North American steel manufacturer temporarily shutdown due to Ransomware
One of the world's largest steel manufacturers and mining operators, EVRAZ, has been hit by ransomware. It has hit and brought down the company's North American branches across Canada and the U.S. The infection has been identified as Ryuk ransomware strain.
Temporary layoffs are being issued, and they are hitting employees' wallets. The company's I.T. team has been said trying to contain the infection of ransomware. EVRAZ did not officially accept their systems being infected, but the employees are venting this out to media.
Trio of data breaches hit U.S. and global consumers
Data breaches are on the rise, and this week is just the latest evidence of that. According to reports, three separate enterprise data breaches have hit clothing firm J.Crew, U.S. carrier T-Mobile, and two subsidiaries of cruise ship company Carnival.
There are a lot of unknowns, including the number of impacted customers at J.Crew and T-Mobile. But some of the data leaked is highly concerned. While Carnival's breach involved the fewest number of compromised customers, the leaked data included Social Security numbers and credit card information. You may not be able to prevent enterprise breaches as a consumer. Still, these examples should bring up hard questions about who you trust your data with.
Scammers continue to leverage coronavirus in cyberattacks
Malicious actors and continuing to use current events and tragedies to target vulnerable victims.
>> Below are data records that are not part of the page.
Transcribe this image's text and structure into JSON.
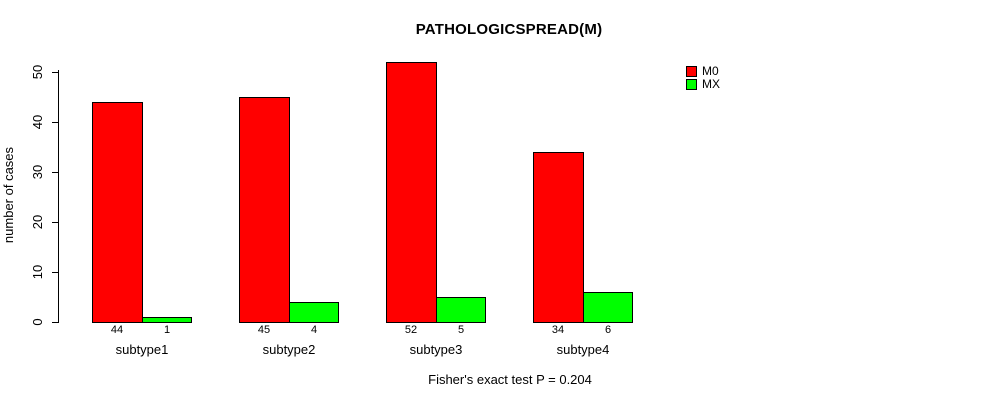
{
  "chart_data": {
    "type": "bar",
    "title": "PATHOLOGICSPREAD(M)",
    "ylabel": "number of cases",
    "xlabel": "",
    "categories": [
      "subtype1",
      "subtype2",
      "subtype3",
      "subtype4"
    ],
    "series": [
      {
        "name": "M0",
        "color": "#ff0000",
        "values": [
          44,
          45,
          52,
          34
        ]
      },
      {
        "name": "MX",
        "color": "#00ff00",
        "values": [
          1,
          4,
          5,
          6
        ]
      }
    ],
    "values_shown_below_bars": true,
    "yticks": [
      0,
      10,
      20,
      30,
      40,
      50
    ],
    "ylim": [
      0,
      55
    ],
    "grid": false,
    "legend_position": "top-right",
    "caption": "Fisher's exact test P = 0.204",
    "colors": {
      "background": "#ffffff",
      "axis": "#000000",
      "text": "#000000"
    }
  }
}
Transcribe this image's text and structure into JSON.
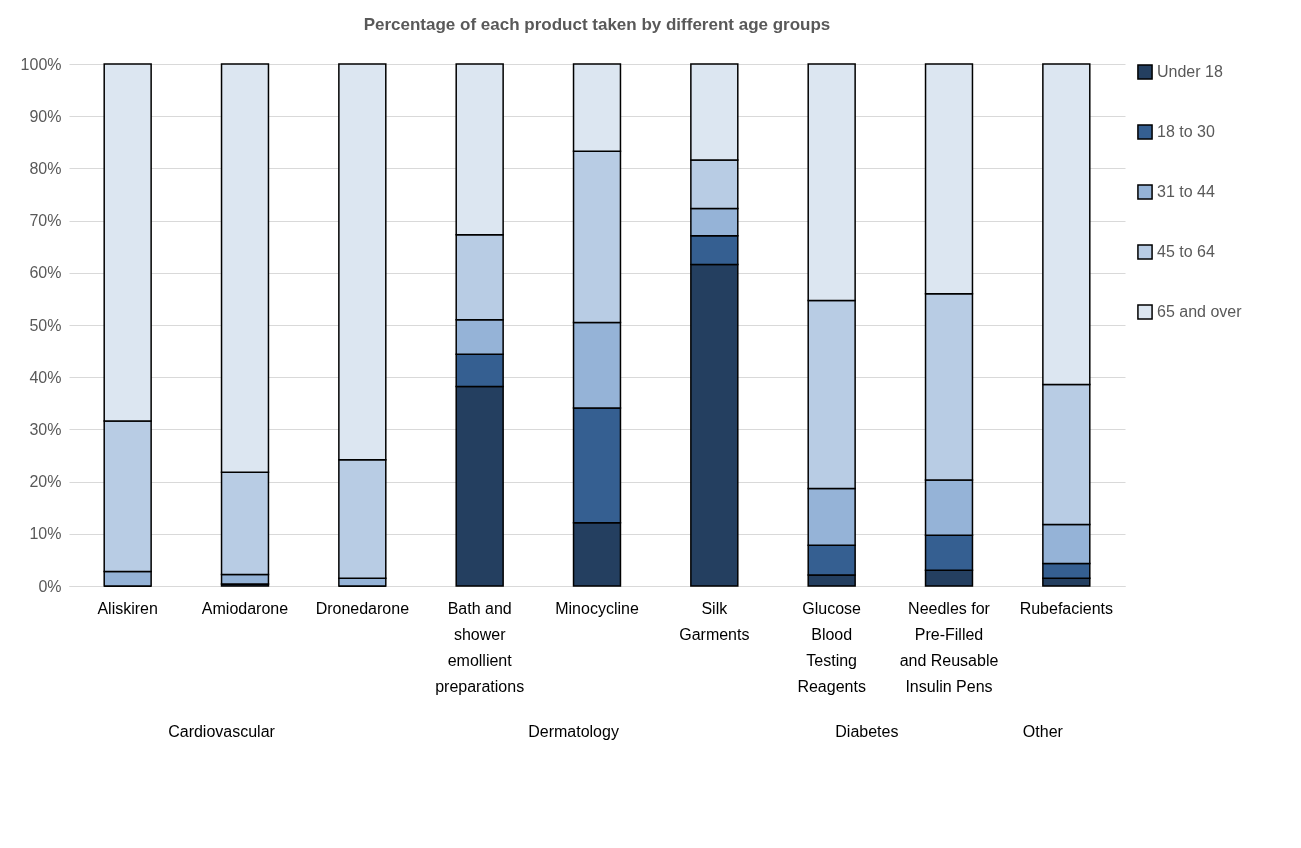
{
  "chart_data": {
    "type": "bar",
    "title": "Percentage of each product taken by different age groups",
    "categories": [
      "Aliskiren",
      "Amiodarone",
      "Dronedarone",
      "Bath and shower emollient preparations",
      "Minocycline",
      "Silk Garments",
      "Glucose Blood Testing Reagents",
      "Needles for Pre-Filled and Reusable Insulin Pens",
      "Rubefacients"
    ],
    "annotations": [
      "Cardiovascular",
      "Dermatology",
      "Diabetes",
      "Other"
    ],
    "stacked": true,
    "series": [
      {
        "name": "Under 18",
        "color": "#243f60",
        "values": [
          0,
          0.4,
          0,
          38.2,
          12.1,
          61.6,
          2.1,
          3,
          1.5
        ]
      },
      {
        "name": "18 to 30",
        "color": "#355f91",
        "values": [
          0,
          0,
          0,
          6.2,
          22,
          5.5,
          5.7,
          6.7,
          2.8
        ]
      },
      {
        "name": "31 to 44",
        "color": "#95b3d7",
        "values": [
          2.8,
          1.8,
          1.5,
          6.6,
          16.4,
          5.2,
          10.9,
          10.6,
          7.5
        ]
      },
      {
        "name": "45 to 64",
        "color": "#b8cce4",
        "values": [
          28.8,
          19.6,
          22.7,
          16.3,
          32.8,
          9.3,
          36,
          35.7,
          26.8
        ]
      },
      {
        "name": "65 and over",
        "color": "#dce6f1",
        "values": [
          68.4,
          78.2,
          75.8,
          32.7,
          16.7,
          18.4,
          45.3,
          44,
          61.4
        ]
      }
    ],
    "ylim": [
      0,
      100
    ],
    "yticks": [
      {
        "value": 0,
        "label": "0%"
      },
      {
        "value": 10,
        "label": "10%"
      },
      {
        "value": 20,
        "label": "20%"
      },
      {
        "value": 30,
        "label": "30%"
      },
      {
        "value": 40,
        "label": "40%"
      },
      {
        "value": 50,
        "label": "50%"
      },
      {
        "value": 60,
        "label": "60%"
      },
      {
        "value": 70,
        "label": "70%"
      },
      {
        "value": 80,
        "label": "80%"
      },
      {
        "value": 90,
        "label": "90%"
      },
      {
        "value": 100,
        "label": "100%"
      }
    ],
    "grid": "y",
    "legend": "right"
  }
}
Case in point: security researchers spotted two separate malware campaigns taking advantage of the coronavirus to spread malicious software.
One of those campaigns is a phishing email with a PDF ostensibly containing COVID-19 safety measures. As you might expect, the PDF actually contains a Remcos RAT dropper and a VBS file. Another file, this one a Microsoft Word document, contains malicious macros aimed at dropping a backdoor on impacted systems. The moral of the story: tell everyone you know to be careful what they click on
Phishers used Microsoft OneNote to evade detection
Phishing campaigns are a dime a dozen, but occasionally one will surface that uses unique methods and techniques. Researchers at Cofense have discovered one particular phishing campaign that used Microsoft OneNote, a digital notebook that automatically saves and syncs notes, to evade antivirus and other detection tools.
More specifically, the attacker used OneNote to experiment with various phishing lures that loaded the Agent Tesla key logger onto a user's device or linked to a phishing page. Sometimes, the attacker did both. To further mask the attack, the threat actor sent a OneNote link disguised as an order invoice. They then swapped out that OneNote page with different layouts, malware samples, and phishing links for several weeks.